Ali Avni Çelebi Kimdir, Hayatı, Eserleri
Ali Avni Çelebi. Türk ressam (D. İstanbul 1904 – Ö. İstanbul 1993)
Yaşamı
Bağdat mektupçuluğundan emekli, döneminin aydınlarından Suphi Bey ve Ramiye Hanım çiftinin on iki çocuğundam dokuzuncusudur. İlk ve orta tahsilini İstanbul’da tamamlayan Çelebi’nin resim kabiliyeti çocukluk yıllarından başlayarak ailesi ve çevresinin ilgisini çeker. Sanata karşı büyük bir ilgi duyan babası, Çelebi’nin yeteneğinin öğrenimle güçlendirilmesini sağlamak amacıyla Sanayi-i Nefise Mektebe-i Alisi’ne girmesine önayak olur. İki yıl Hikmet Onat ve iki yıl da Çallı atölyelerinde çalışır.
Genç ressamların çoğu, o devirde Paris’i seçerken arkadaşı Zeki Kocamemi’yle ve ferdi imkanlarıyla 22 Mayıs 1922’de Münih’e gider. Kısa bir süre Heinemann’ın özel atölyesine devam eder. Bir sömestr katıldığı Münih Akademisi Grober atölyesinden de ayrılır. Mahir Tomruk’un tavsiyesiyle katıldığı Hans Hofmann atölyesinde de iki ay çalışır. Nesneleri geometrik bir düzen içinde parçalayan kübizm ile nesnelerin plan ağırlığını, derinliğini öngören konstrüktivizm (inşacılık) eğilimlerinin karışımı bir teknik öğreten Hoffman, desene, çizgi yapısına verdiği önemle, Ali Çelebi’ye İstanbul’da öğrendiklerini unutturur.
Almanya’da bu kez maddi yetersizlikler nedeniyle Berlin’de aile dostlarının yanında, Berlin Akademisi Kleve atölyesinde çalışmaya başlar.
Hofmann’ın beğenisini kazanan Çelebi, atölye asistanı oldu. Ancak devlet bursunun karşılığı olan zorunlu hizmete çağrılması nedeniyle 6 Haziran 1927’de Türkiye’ye dönen Çelebi, Konya Kız Öğretmen Okuluna atandı. Dört hafta sonra askerlik görevi ile İstanbul’a döner ve Harp Akademilerinde desinatör olur. Askerlik bitiminde döndüğü Konya’daki görevinden istifa etti.

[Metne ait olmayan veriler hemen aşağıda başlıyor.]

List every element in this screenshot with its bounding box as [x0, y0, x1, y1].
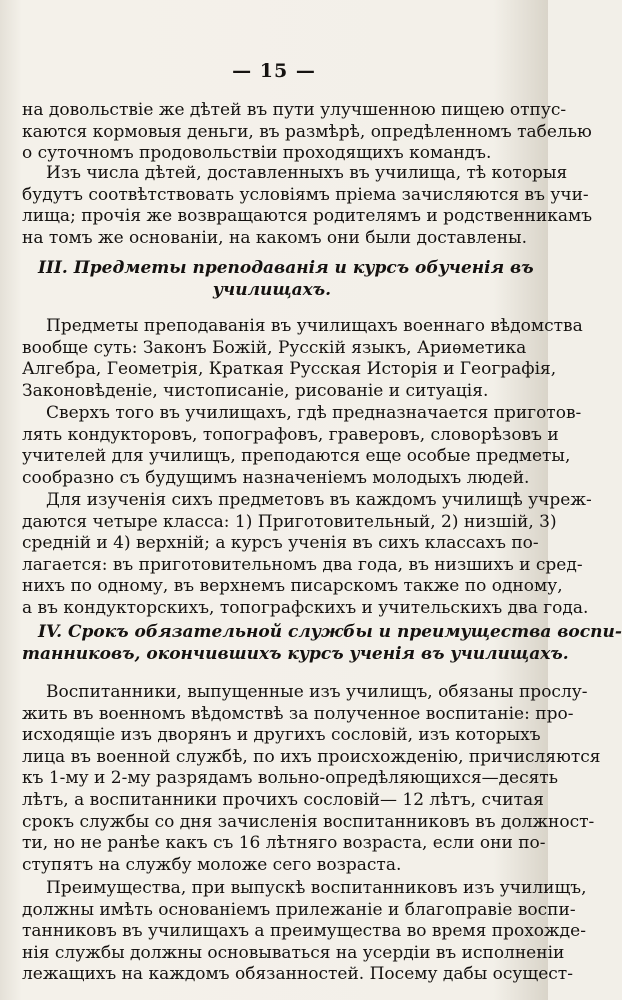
- text-line: срокъ службы со дня зачисленія воспитанниковъ въ должност-: [22, 811, 595, 832]
- text-line: лагается: въ приготовительномъ два года, въ низшихъ и сред-: [22, 554, 583, 575]
- text-line: лица въ военной службѣ, по ихъ происхожденію, причисляются: [22, 746, 601, 767]
- heading-line: танниковъ, окончившихъ курсъ ученія въ училищахъ.: [22, 643, 569, 664]
- text-line: будутъ соотвѣтствовать условіямъ пріема зачисляются въ учи-: [22, 184, 589, 205]
- text-line: лѣтъ, а воспитанники прочихъ сословій— 12 лѣтъ, считая: [22, 789, 544, 810]
- text-line: Для изученія сихъ предметовъ въ каждомъ училищѣ учреж-: [46, 490, 592, 510]
- text-line: Сверхъ того въ училищахъ, гдѣ предназначается приготов-: [46, 403, 582, 423]
- text-line: ти, но не ранѣе какъ съ 16 лѣтняго возраста, если они по-: [22, 833, 546, 854]
- text-line: вообще суть: Законъ Божій, Русскій языкъ, Ариѳметика: [22, 337, 527, 358]
- text-line: нія службы должны основываться на усердіи въ исполненіи: [22, 942, 565, 963]
- text-line: исходящіе изъ дворянъ и другихъ сословій, изъ которыхъ: [22, 725, 541, 746]
- text-line: лежащихъ на каждомъ обязанностей. Посему дабы осущест-: [22, 964, 573, 985]
- text-line: должны имѣть основаніемъ прилежаніе и благоправіе воспи-: [22, 899, 576, 920]
- paragraph-admission: [22, 163, 593, 249]
- text-line: къ 1-му и 2-му разрядамъ вольно-опредѣляющихся—десять: [22, 768, 559, 789]
- section-heading-iii: [22, 258, 534, 301]
- text-line: жить въ военномъ вѣдомствѣ за полученное воспитаніе: про-: [22, 703, 574, 724]
- text-line: сообразно съ будущимъ назначеніемъ молодыхъ людей.: [22, 467, 530, 488]
- heading-line: III. Предметы преподаванія и курсъ обученія въ: [38, 258, 534, 278]
- section-heading-iv: [22, 622, 622, 665]
- paragraph-continuation: [22, 100, 592, 165]
- text-line: Предметы преподаванія въ училищахъ военнаго вѣдомства: [46, 316, 583, 336]
- paragraph-subjects: [22, 316, 583, 402]
- heading-line: училищахъ.: [212, 279, 332, 300]
- text-line: Преимущества, при выпускѣ воспитанниковъ изъ училищъ,: [46, 878, 587, 898]
- text-line: даются четыре класса: 1) Приготовительный, 2) низшій, 3): [22, 511, 557, 532]
- text-line: средній и 4) верхній; а курсъ ученія въ сихъ классахъ по-: [22, 533, 539, 554]
- text-line: каются кормовыя деньги, въ размѣрѣ, опредѣленномъ табелью: [22, 121, 592, 142]
- text-line: Изъ числа дѣтей, доставленныхъ въ училища, тѣ которыя: [46, 163, 568, 183]
- text-line: на довольствіе же дѣтей въ пути улучшенною пищею отпус-: [22, 100, 567, 120]
- paragraph-special-subjects: [22, 403, 582, 489]
- text-line: о суточномъ продовольствіи проходящихъ командъ.: [22, 143, 492, 164]
- text-line: ступятъ на службу моложе сего возраста.: [22, 854, 402, 875]
- text-line: учителей для училищъ, преподаются еще особые предметы,: [22, 446, 571, 467]
- text-line: лища; прочія же возвращаются родителямъ и родственникамъ: [22, 206, 593, 227]
- paragraph-classes: [22, 490, 592, 620]
- text-line: танниковъ въ училищахъ а преимущества во время прохожде-: [22, 921, 586, 942]
- text-line: Воспитанники, выпущенные изъ училищъ, обязаны прослу-: [46, 682, 588, 702]
- text-line: лять кондукторовъ, топографовъ, граверовъ, словорѣзовъ и: [22, 424, 559, 445]
- text-line: нихъ по одному, въ верхнемъ писарскомъ также по одному,: [22, 576, 563, 597]
- text-line: на томъ же основаніи, на какомъ они были доставлены.: [22, 227, 527, 248]
- paragraph-privileges: [22, 878, 587, 986]
- text-line: Алгебра, Геометрія, Краткая Русская Исторія и Географія,: [22, 359, 557, 380]
- page-number: — 15 —: [232, 60, 316, 82]
- text-line: Законовѣденіе, чистописаніе, рисованіе и ситуація.: [22, 380, 489, 401]
- text-line: а въ кондукторскихъ, топографскихъ и учительскихъ два года.: [22, 597, 589, 618]
- heading-line: IV. Срокъ обязательной службы и преимущества воспи-: [38, 622, 622, 642]
- paragraph-service-term: [22, 682, 601, 876]
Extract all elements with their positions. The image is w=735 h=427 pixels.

1930’da Almanya’ya Hofmann okuluna, atölye asistanlığına geri döndü. Ancak Almanya’da savaş rüzgarları esmekte, ekonomik krizin, politik değişimin zor günleri yaşanmaktaydı. Amerika’ya yerleşme planlayan Hoffman, Çelebi’ye gelmesi için davet eder, ancak Çelebi bu cesareti kendinde bulamaz ve yurda geri döner. 1931’de atandığı akademi muallim yardımcılığı görevinden aynı yıl uzaklaştırılır. 1934′ dek işsiz kalan Çelebi, Zeki Kocamemi ile birlikte kuş kafesi yaparak yaşamını sağlamaya çalışır. 1934’te, o da Mahmut Cûda gibi İstanbul Üniversitesi’nde bir görev bulur. Arkeoloji bölümü desinatörü olan Çelebi, ancak 1938’de Leopald Levy‘nin asistanlığını yaptı ve 1967’de emekliye ayrılana kadar atölye hocalığı görevini sürdürdü.
1993 yılında İstanbul’da yaşamını yitirdi.